Published December 18, 2014
A view of the MPC meeting. — Courtesy Prime Minister House
A view of the MPC meeting. — Courtesy Prime Minister House

A day after the deadliest terror attack in the country’s history, the political leadership gathered in Peshawar to focus on the militant threat and, crucially, to develop a unified response.

That Prime Minister Nawaz Sharif, PTI chief Imran Khan, former PPP prime minister Raja Pervez Ashraf and sundry other national leaders, including from religious parties, chose to address the media together suggests that at long last the political leadership understands the need for unity in the face of the militant threat.

Whatever the complexities of crafting a meaningful and effective anti-militancy plan, no strategy can have any possibility of success if the country’s mainstream political leadership does not own it and fully support it.

Also read: PM chairs MPC on Peshawar tragedy

For too long, despite several multi-party conferences before, fighting militancy has been seen as the sole responsibility of the party in power, with other political parties either doing little more than paying lip service or, often enough, scuttling the possibility of clarity and unanimity with doublespeak.

Now, seemingly stirred by the monstrousness of what happened on Tuesday in Peshawar, meaningful unanimity appears to have been achieved.

Political consensus alone, however, will not create a meaningful strategy. Prime Minister Sharif yesterday announced that a committee under the leadership of Interior Minister Nisar Ali Khan will devise a policy in seven days to fight militancy.

Perhaps the political leadership meant to sound serious and purposeful, but it is not clear what really can be achieved in seven days that could not be done yesterday at the conference. After all, the government already has a nearly year-old National Internal Security Policy in place.

Then, four different parties are running the provincial governments in the country and each of them is intensely familiar with various facets of the militant threat. Finally, the mainstream political parties of the country have attended APCs before on the militant threat and also been briefed in parliament by the military leadership.
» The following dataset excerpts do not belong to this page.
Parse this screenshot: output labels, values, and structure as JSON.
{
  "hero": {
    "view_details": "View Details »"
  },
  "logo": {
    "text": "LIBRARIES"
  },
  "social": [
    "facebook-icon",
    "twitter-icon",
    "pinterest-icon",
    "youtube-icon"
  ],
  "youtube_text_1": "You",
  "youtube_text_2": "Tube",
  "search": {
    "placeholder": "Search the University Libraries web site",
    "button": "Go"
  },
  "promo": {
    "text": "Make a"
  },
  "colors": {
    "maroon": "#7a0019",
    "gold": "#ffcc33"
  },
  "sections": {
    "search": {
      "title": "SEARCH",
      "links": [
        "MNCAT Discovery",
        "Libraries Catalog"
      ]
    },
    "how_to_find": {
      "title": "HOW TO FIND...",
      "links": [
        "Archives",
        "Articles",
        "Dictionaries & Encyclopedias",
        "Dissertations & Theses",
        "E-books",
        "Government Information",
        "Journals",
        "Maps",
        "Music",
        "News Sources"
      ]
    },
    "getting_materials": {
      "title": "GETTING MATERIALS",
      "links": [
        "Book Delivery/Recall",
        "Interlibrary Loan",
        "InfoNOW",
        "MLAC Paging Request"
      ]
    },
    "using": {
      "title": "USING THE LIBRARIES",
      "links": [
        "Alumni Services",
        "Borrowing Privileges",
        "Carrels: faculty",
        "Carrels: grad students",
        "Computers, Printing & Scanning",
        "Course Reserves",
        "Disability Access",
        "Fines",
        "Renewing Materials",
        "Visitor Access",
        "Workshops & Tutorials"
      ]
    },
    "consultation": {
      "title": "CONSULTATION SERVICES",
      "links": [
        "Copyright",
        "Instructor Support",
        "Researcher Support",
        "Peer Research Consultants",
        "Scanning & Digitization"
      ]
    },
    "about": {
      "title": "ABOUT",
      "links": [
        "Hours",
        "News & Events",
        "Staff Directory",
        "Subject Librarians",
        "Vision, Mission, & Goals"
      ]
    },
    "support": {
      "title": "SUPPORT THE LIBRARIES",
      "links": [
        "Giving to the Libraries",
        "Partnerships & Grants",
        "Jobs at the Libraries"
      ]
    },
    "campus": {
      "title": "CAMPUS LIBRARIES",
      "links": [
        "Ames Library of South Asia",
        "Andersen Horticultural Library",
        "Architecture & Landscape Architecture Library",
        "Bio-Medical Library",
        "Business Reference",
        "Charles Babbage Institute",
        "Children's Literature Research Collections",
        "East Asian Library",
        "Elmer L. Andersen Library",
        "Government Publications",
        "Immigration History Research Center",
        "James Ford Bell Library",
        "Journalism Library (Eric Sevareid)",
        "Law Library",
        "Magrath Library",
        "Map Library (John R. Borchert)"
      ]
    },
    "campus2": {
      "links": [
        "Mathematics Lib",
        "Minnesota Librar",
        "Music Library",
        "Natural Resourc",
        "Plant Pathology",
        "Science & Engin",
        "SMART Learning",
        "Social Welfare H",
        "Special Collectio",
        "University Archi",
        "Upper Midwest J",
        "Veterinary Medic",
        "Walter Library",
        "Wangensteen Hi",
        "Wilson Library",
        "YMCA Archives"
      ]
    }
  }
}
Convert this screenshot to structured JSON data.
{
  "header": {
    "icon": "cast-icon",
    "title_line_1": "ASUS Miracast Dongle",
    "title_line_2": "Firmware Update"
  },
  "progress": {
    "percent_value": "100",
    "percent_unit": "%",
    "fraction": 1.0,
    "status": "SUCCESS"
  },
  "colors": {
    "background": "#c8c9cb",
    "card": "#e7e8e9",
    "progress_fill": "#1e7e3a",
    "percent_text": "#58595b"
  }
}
So why not announce immediate steps and wait seven days?

With the hard decisions deferred, it will be even more difficult to maintain a consensus in a week’s time, given that there are fundamental differences among the various sections of the political spectrum on how to define terrorism, let alone how to defeat it.
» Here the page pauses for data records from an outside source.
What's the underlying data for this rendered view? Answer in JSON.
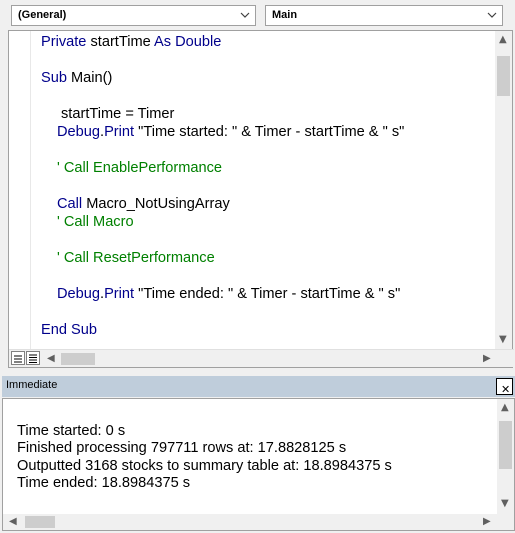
{
  "object_combo": {
    "value": "(General)"
  },
  "procedure_combo": {
    "value": "Main"
  },
  "code_lines": [
    {
      "kw1": "Private",
      "mid": " startTime ",
      "kw2": "As Double",
      "tail": ""
    },
    {
      "kw1": "Sub",
      "mid": " Main()",
      "kw2": "",
      "tail": ""
    },
    {
      "text": "startTime = Timer"
    },
    {
      "kw1": "Debug",
      "mid": ".",
      "kw2": "Print",
      "tail": " \"Time started: \" & Timer - startTime & \" s\""
    },
    {
      "comment": "' Call EnablePerformance"
    },
    {
      "kw1": "Call",
      "mid": " Macro_NotUsingArray",
      "kw2": "",
      "tail": ""
    },
    {
      "comment": "' Call Macro"
    },
    {
      "comment": "' Call ResetPerformance"
    },
    {
      "kw1": "Debug",
      "mid": ".",
      "kw2": "Print",
      "tail": " \"Time ended: \" & Timer - startTime & \" s\""
    },
    {
      "kw1": "End Sub",
      "mid": "",
      "kw2": "",
      "tail": ""
    }
  ],
  "immediate": {
    "title": "Immediate",
    "close_label": "✕",
    "lines": [
      "Time started: 0 s",
      "Finished processing 797711 rows at: 17.8828125 s",
      "Outputted 3168 stocks to summary table at: 18.8984375 s",
      "Time ended: 18.8984375 s"
    ]
  },
  "colors": {
    "keyword": "#00008b",
    "comment": "#008000",
    "title_bar": "#bfcddb"
  }
}
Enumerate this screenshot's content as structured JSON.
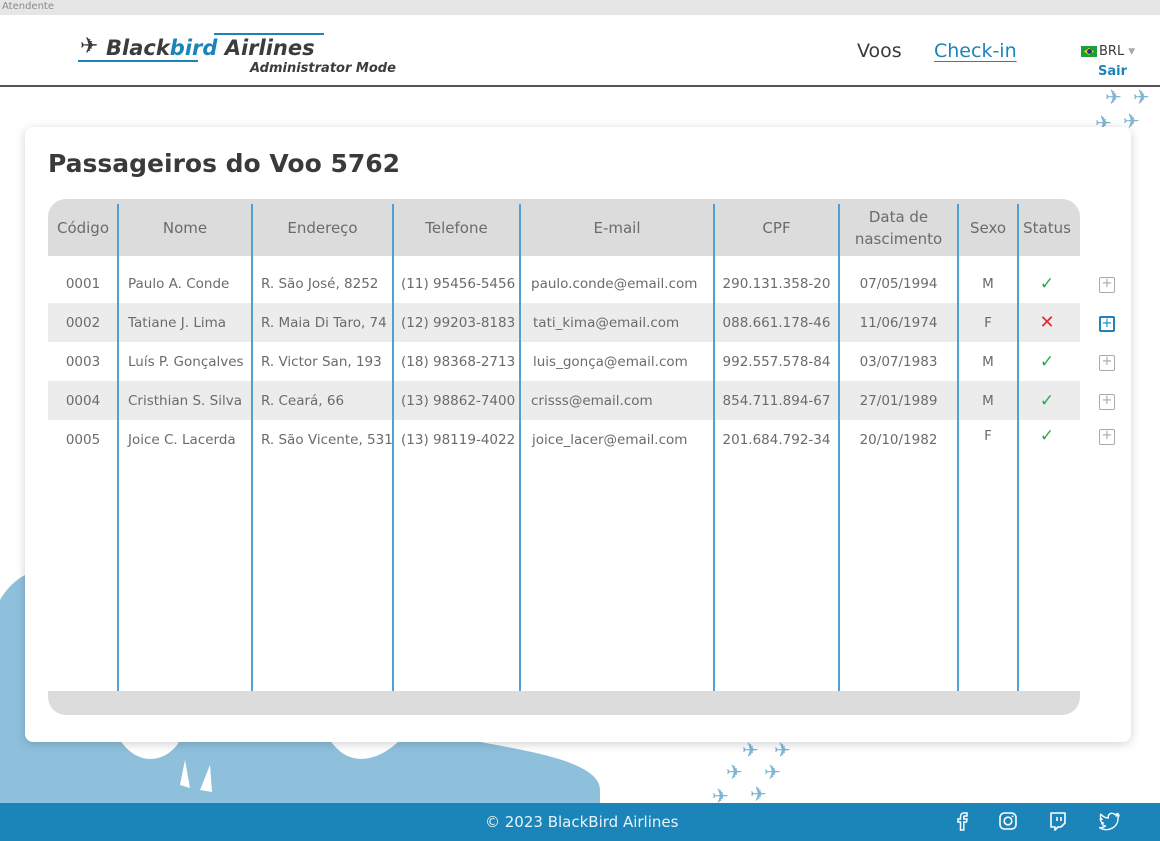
{
  "window": {
    "label": "Atendente"
  },
  "header": {
    "logo": {
      "brand_part1": "Black",
      "brand_part2": "bird",
      "brand_part3": " Airlines",
      "subtitle": "Administrator Mode"
    },
    "nav": {
      "voos": "Voos",
      "checkin": "Check-in"
    },
    "currency": "BRL",
    "logout": "Sair"
  },
  "main": {
    "title": "Passageiros do Voo 5762",
    "columns": [
      "Código",
      "Nome",
      "Endereço",
      "Telefone",
      "E-mail",
      "CPF",
      "Data de nascimento",
      "Sexo",
      "Status"
    ],
    "rows": [
      {
        "codigo": "0001",
        "nome": "Paulo A. Conde",
        "endereco": "R. São José, 8252",
        "telefone": "(11) 95456-5456",
        "email": "paulo.conde@email.com",
        "cpf": "290.131.358-20",
        "nascimento": "07/05/1994",
        "sexo": "M",
        "status": "✓"
      },
      {
        "codigo": "0002",
        "nome": "Tatiane J. Lima",
        "endereco": "R. Maia Di Taro, 74",
        "telefone": "(12) 99203-8183",
        "email": "tati_kima@email.com",
        "cpf": "088.661.178-46",
        "nascimento": "11/06/1974",
        "sexo": "F",
        "status": "✕"
      },
      {
        "codigo": "0003",
        "nome": "Luís P. Gonçalves",
        "endereco": "R. Victor San, 193",
        "telefone": "(18) 98368-2713",
        "email": "luis_gonça@email.com",
        "cpf": "992.557.578-84",
        "nascimento": "03/07/1983",
        "sexo": "M",
        "status": "✓"
      },
      {
        "codigo": "0004",
        "nome": "Cristhian S. Silva",
        "endereco": "R. Ceará, 66",
        "telefone": "(13) 98862-7400",
        "email": "crisss@email.com",
        "cpf": "854.711.894-67",
        "nascimento": "27/01/1989",
        "sexo": "M",
        "status": "✓"
      },
      {
        "codigo": "0005",
        "nome": "Joice C. Lacerda",
        "endereco": "R. São Vicente, 531",
        "telefone": "(13) 98119-4022",
        "email": "joice_lacer@email.com",
        "cpf": "201.684.792-34",
        "nascimento": "20/10/1982",
        "sexo": "F",
        "status": "✓"
      }
    ],
    "expand_glyph": "+"
  },
  "footer": {
    "copyright": "© 2023 BlackBird Airlines"
  },
  "icons": {
    "logo": "airplane-icon",
    "social": [
      "facebook-icon",
      "instagram-icon",
      "twitch-icon",
      "twitter-icon"
    ]
  },
  "colors": {
    "accent": "#1b84b8",
    "ok": "#2aa84a",
    "error": "#e02b2b"
  }
}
If there is already reason to doubt that a meaningful anti-militancy strategy will emerge in a week’s time, perhaps it can be hoped that the sheer savagery of the Peshawar attack will not allow the usual style of politics to reassert itself so quickly.

There was also another important development yesterday: the military leadership’s dash to Kabul for urgent talks. That is key because the country’s leadership has a choice: either develop a full-spectrum, civilian and military response now or allow the military-led response to militancy to continue. As Peshawar so tragically demonstrated, a military-only response to terrorism is not an adequate strategy.